4ème conférence du CODESRIA sur l’édition numérique : Le « savoir », maitre-mot pour un continent émergent
jeudi 31 mars 2016
Officiellement ouverte dans la matinée d’hier, mercredi 30 mars à Dakar, la 4ème conférence du Conseil pour le développement de la recherche en sciences sociales en Afrique (Codesria), sur l’édition numérique, a permis de faire le point sur un certain nombre de défis qui interpellent l’Afrique : le libre accès à un savoir « déprivatisé », sans la contrainte des « barrières financières », pour les étudiants comme pour les chercheurs eux-mêmes, la visibilité des publications de chercheurs africains etc.
La cérémonie d’ouverture officielle de la 4ème conférence du Conseil pour le développement de la recherche en sciences sociales en Afrique (Codesria) s’est tenue dans la matinée d’hier, mercredi 29 mars dans un hôtel de la place, autour du « mouvement pour le libre accès et l’avenir de l’économie africaine du savoir ».
D’éminents savants, chercheurs et professeurs d’Afrique et d’ailleurs ont honoré cette session de par leur présence, entre partages et échanges pour disent-ils, le « libre accès » au savoir, pièce maitresse du développement d’un pays.
Ce qui passe selon eux par la promotion des nouvelles technologies, pour faciliter à la masse l’accès aux publications et autres résultats de recherches des universitaires africains.
Professeur à l’université nigériane d’Ibadan, M. Ebert reviendra d’ailleurs sur les acquis de son pays en matière de formation d’universitaires et d’accompagnement dans la recherche car dit-il, « les étudiants apportent beaucoup de choses à la recherche », et il faudrait donc leur faciliter l’accès aux différentes publications.
L’enjeu, selon les spécialistes, consiste surtout à « déprivatiser le savoir » pour que tout le monde y ait accès, en plus de faire en sorte que l’on puisse utiliser « un article, le citer sans barrières financières », avoir accès aux journaux numériques entre autres.
Mais c’est aussi important que d’autres savants aient accès aux revues africaines, ne serait-ce que pour une bonne visibilité de ce que font les uns et les autres.
D’où la « Revue des pairs » pour améliorer les choses, à l’image de ce qui se fait en Amérique et un peu partout dans le monde, et de façon à ce que « les référentiels soient en phase avec les normes universelles ».
Ce « trou béant entre l’Amérique et l’Afrique »...
Pour le recteur de l’université du Cameroun M. Thimbeu, « les pays qui ont le plus de savoir sont les plus développés ».
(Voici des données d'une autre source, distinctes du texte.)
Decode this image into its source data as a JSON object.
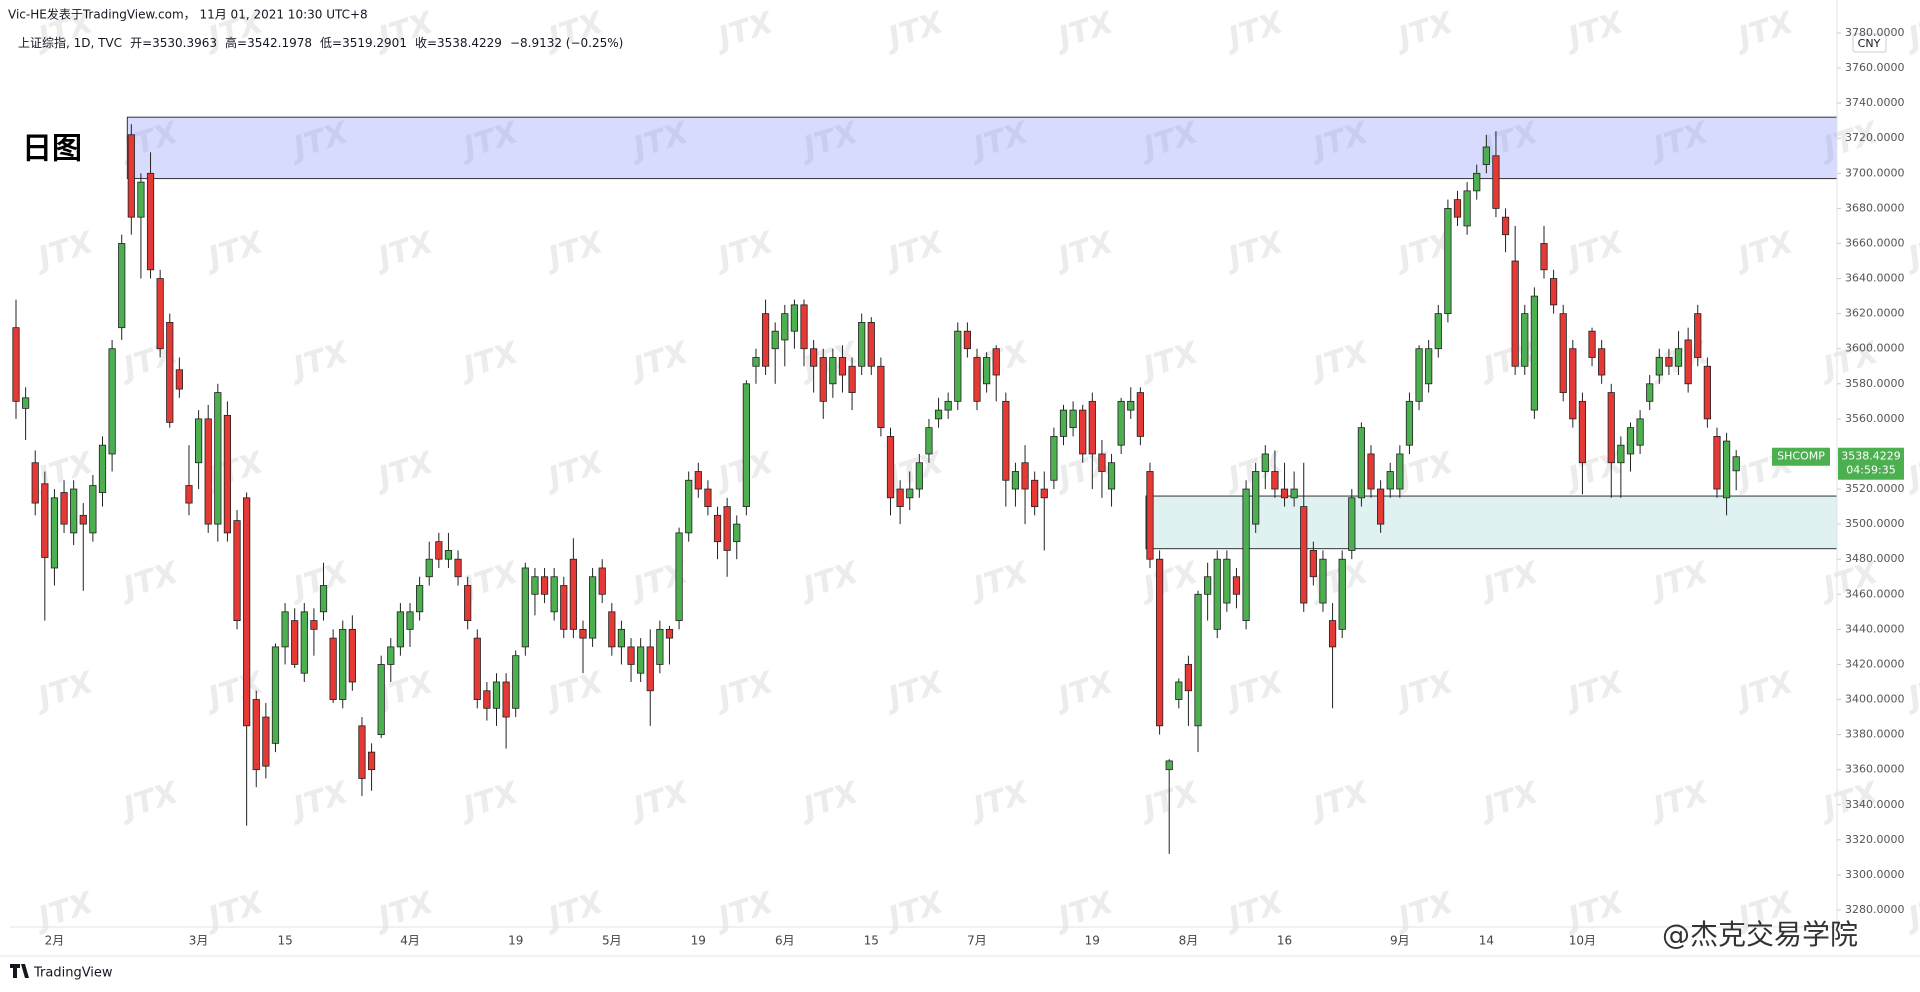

Il ajoute aussi que cette fracture ou « ce trou béant entre l’Amérique et l’Afrique est une rupture dans le domaine du savoir ». Ce qui implique selon lui la « diffusion des innovations du savoir », parce que la plupart des pays africains « ont un programme d’émergence ».
L’heure est à l’investissement dans le savoir, l’Afrique doit impérativement bâtir une économie du savoir pour « émerger », d’abord « produire », ensuite « diffuser via le libre accès », sans oublier l’ « appropriation » du savoir par les masses et enfin la « gestion » de la connaissance...
Même si les conditions d’accès ne sont pas toujours réunies selon le secrétaire exécutif du Codesria, Ibrahima Sall, qui pointe du doigt l’accès difficile à l’information scientifique, parce que la « privatisation » du savoir a atteint son summum ».
Pour avoir accès aux meilleures revues, il faut souvent avoir assez d’argent pour pouvoir « s’abonner », ce que le Codesria a très tôt compris, en faisant en sorte que le « savoir reste un domaine public » quand on sait que les recherches sont financées par l’argent public.
C’est dans cette même logique qu’interviendra le directeur de Cabinet du ministère de la Culture et de la Communication, Rémi Sagna, qui soutient qu’à ce grand rendez-vous les « défis ne manquent pas », et qu’il faudrait surtout que les acteurs du secteur puissent se retrouver autour d’une même table, parce qu’il y a de « brillantes publications à promouvoir dans le monde entier », et cette « conférence est une parfaite illustration de ce qui peut être fait ».
Rémi Sagna invitera aussi les chercheurs à poursuivre la recherche, parce que leurs réflexions pertinentes « permettront d’éclairer les décideurs politiques que nous sommes », pour que l’engagement des gouvernants se traduise « en actes concrets ».
Cependant les différents conférenciers ont partagé le fait que la « prudence s’impose par rapport à l’euphorie du libre accès » : « La connaissance est libre mais elle n’est pas accessible », ce qui est un paradoxe, sans oublier que la création de recherches doit être protégée.
La 4ème conférence du Codesria, qui se poursuit jusqu’à ce vendredi 1er avril, rassemble donc des chercheurs venus des pays d’Afrique, d’Asie, d’Europe et d’Amérique.